1. Controlla il tipo di data di scadenza
“Da consumarsi entro” → Indica una scadenza tassativa (tipica di alimenti freschi come carne, pesce, latticini freschi). Dopo questa data, il consumo può essere pericoloso.
“Da consumarsi preferibilmente entro” → Indica che il prodotto può perdere qualità dopo la data indicata, ma non necessariamente diventa nocivo (tipico di pasta, riso, biscotti, conserve).
2. Osserva l’aspetto
- Muffa o cambiamenti di colore: Se noti macchie strane, muffa o scolorimento anomalo, meglio evitare il consumo.
- Aspetto del liquido di conservazione: Nei prodotti in barattolo o confezionati (come yogurt, sottaceti o conserve) se il liquido appare torbido o con bollicine, potrebbe esserci fermentazione indesiderata.
3. Annusa il cibo
- Se l’odore è rancido, acido o comunque diverso dal solito, è meglio non rischiare.
- I latticini e la carne scaduta spesso sviluppano un odore pungente e sgradevole.
4. Controlla la consistenza
- Se un alimento è più molle o appiccicoso del normale (ad esempio carne o pesce), potrebbe essere deteriorato.
- Per cibi secchi come pasta o biscotti, se risultano molli o alterati, meglio evitarli.
5. Verifica la confezione
- Se il packaging è gonfio, potrebbe esserci fermentazione batterica, quindi è meglio non consumarlo.
- Nei barattoli di vetro, assicurati che il tappo non abbia perso il sottovuoto.

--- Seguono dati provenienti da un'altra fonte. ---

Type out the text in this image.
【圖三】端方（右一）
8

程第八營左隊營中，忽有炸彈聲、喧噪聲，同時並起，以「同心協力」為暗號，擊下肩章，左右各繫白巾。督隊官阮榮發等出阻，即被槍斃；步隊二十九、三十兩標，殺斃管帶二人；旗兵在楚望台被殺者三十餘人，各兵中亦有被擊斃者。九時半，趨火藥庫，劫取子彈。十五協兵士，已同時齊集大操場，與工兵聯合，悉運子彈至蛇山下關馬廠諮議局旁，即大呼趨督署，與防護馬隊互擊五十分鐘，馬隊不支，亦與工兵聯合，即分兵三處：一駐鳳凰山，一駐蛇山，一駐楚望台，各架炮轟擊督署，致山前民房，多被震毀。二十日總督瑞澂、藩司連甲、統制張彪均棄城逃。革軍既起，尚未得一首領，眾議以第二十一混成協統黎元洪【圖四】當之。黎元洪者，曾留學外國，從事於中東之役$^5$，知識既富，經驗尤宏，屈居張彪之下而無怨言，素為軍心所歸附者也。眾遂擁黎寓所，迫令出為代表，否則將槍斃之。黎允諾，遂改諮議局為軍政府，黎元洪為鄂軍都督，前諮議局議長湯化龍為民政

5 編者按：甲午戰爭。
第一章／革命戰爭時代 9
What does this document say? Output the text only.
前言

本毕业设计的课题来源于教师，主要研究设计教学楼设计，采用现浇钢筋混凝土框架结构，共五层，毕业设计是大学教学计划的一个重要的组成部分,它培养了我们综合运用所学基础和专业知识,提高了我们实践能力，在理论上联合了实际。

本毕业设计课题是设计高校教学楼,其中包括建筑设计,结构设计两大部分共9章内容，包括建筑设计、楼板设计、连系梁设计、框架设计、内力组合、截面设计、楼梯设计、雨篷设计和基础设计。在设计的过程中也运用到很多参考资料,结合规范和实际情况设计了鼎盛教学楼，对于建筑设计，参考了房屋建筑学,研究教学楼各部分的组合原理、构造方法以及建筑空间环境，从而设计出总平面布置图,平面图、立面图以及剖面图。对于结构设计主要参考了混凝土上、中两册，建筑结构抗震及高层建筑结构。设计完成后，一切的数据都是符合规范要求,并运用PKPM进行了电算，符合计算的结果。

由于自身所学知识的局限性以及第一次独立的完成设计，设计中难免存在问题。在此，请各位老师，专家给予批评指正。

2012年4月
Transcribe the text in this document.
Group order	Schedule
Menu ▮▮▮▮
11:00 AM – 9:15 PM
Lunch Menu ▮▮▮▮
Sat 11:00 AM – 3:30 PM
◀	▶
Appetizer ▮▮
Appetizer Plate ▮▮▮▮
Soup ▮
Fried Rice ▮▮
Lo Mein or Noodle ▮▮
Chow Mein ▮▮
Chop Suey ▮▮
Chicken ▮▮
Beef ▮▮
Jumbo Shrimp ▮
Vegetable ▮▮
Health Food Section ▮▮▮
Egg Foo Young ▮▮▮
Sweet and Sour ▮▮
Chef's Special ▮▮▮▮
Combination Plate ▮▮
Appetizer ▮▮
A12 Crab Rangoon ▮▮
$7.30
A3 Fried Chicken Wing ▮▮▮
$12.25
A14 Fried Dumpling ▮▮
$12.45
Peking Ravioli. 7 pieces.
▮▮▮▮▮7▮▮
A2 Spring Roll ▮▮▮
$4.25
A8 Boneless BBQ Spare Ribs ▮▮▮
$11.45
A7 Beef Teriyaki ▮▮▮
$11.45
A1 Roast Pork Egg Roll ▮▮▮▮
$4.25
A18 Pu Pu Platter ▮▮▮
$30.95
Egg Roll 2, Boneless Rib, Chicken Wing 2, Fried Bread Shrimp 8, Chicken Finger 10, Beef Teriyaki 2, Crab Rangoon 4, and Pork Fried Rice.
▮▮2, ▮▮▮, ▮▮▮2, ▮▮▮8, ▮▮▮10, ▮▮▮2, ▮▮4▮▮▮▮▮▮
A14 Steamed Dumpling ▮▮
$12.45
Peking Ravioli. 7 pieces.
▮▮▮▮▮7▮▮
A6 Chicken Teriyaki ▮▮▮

Esempi pratici di durata oltre la scadenza
✔ Latte UHT: 1-2 settimane dopo la data se conservato chiuso e in frigo.
✔ Yogurt: Fino a 10 giorni dopo la scadenza se sigillato e ben conservato.
✔ Pasta e riso secchi: Consumabili per mesi o anni dopo la scadenza se conservati bene.
✔ Uova: Fai il test dell’acqua – se galleggiano, sono da buttare; se affondano, sono ancora buone.
✔ Pane e biscotti: Ok se non presentano muffa, anche se più secchi del normale.
Se hai dubbi, meglio non rischiare: se un cibo appare, odora o sa di qualcosa di strano, è più sicuro buttarlo. Meglio prevenire che star male!